Samedi 30 novembre et dimanche 1er décembre : Fête de l’Humanité Bretagne au Parc des Expositions du Pays de Lorient.

Le PCF Finistère y tiendra son traditionnel restaurant : toutes les bonnes volontés sont les bienvenues

Un car sera affrété pour se rendre à la Fête le dimanche 1er décembre.

Horaires aller : Plestin les Grèves (7 h 30 - Place) ; Lanmeur (8 h - Place) ; Morlaix (8 h 30 – Parking Géant côté garage Citroën) ; Huelgoat (9 h 15 – A côte Hôtel du Lac) – 10 h 45 ou 11 h (Lanester – Parc des expositions)

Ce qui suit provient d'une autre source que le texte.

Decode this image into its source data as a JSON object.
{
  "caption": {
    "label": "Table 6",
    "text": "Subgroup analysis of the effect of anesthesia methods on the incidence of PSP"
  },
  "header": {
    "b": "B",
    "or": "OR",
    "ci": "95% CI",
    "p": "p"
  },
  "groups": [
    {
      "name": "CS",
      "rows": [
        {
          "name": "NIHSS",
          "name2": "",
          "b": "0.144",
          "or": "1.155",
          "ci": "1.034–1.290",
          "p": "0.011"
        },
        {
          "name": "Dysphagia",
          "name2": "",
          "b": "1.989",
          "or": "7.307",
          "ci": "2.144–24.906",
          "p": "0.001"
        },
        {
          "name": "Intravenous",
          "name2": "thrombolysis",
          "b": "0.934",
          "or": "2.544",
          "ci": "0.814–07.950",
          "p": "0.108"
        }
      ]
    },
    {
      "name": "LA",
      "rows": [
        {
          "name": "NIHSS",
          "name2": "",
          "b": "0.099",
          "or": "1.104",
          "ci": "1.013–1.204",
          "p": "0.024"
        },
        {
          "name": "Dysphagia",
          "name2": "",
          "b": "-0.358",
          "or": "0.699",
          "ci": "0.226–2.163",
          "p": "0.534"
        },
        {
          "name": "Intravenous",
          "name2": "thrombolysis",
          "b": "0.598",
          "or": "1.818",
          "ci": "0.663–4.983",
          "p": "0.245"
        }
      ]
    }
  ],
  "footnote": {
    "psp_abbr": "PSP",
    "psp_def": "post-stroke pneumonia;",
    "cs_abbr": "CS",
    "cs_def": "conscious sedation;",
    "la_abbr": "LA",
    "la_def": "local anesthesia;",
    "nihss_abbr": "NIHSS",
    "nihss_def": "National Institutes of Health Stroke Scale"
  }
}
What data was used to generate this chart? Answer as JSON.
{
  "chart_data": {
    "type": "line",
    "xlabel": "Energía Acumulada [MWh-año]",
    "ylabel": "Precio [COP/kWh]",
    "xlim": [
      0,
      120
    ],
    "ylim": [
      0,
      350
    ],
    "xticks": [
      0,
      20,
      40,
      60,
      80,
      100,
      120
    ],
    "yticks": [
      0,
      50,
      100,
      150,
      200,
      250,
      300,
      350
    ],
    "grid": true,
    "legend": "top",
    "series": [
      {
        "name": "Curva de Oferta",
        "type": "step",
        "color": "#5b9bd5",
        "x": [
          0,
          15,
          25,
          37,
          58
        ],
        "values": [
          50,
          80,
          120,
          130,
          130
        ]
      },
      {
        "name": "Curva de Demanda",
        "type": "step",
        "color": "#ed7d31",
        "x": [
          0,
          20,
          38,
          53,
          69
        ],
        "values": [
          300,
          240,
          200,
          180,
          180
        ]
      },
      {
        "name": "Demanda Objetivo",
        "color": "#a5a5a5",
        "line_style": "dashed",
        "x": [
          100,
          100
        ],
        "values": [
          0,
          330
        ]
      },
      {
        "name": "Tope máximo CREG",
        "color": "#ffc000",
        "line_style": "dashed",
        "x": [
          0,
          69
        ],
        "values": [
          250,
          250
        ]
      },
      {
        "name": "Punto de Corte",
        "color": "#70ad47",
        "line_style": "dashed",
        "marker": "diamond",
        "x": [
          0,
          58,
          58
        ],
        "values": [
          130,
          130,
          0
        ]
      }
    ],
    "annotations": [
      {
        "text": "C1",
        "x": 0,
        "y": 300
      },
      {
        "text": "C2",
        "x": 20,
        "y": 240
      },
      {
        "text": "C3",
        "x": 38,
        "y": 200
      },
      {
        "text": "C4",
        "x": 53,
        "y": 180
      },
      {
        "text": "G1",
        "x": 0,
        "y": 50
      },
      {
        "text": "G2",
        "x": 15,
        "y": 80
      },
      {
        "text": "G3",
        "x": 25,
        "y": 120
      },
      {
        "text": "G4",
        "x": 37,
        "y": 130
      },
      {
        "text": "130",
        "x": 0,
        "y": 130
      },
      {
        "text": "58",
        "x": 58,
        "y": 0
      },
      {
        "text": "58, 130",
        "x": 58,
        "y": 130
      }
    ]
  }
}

- Participation pour le car par personne : 12 €

- Contact pour s’inscrire :

Section Lanmeur : Michel TUDO (06 83 24 83 90) ; Muriel GRIMARDIAS (06 89 32 21 70)

Section Morlaix : Daniel RAVASIO (06 62 74 75 27) ; Ismaël DUPONT (06 20 90 10 52).

Les vignettes donnant le droit à l'entrée de la fête sont disponibles auprès de la section : 17€ pour les 2 jours ; 12 € pour la journée (gratuit – 18 ans).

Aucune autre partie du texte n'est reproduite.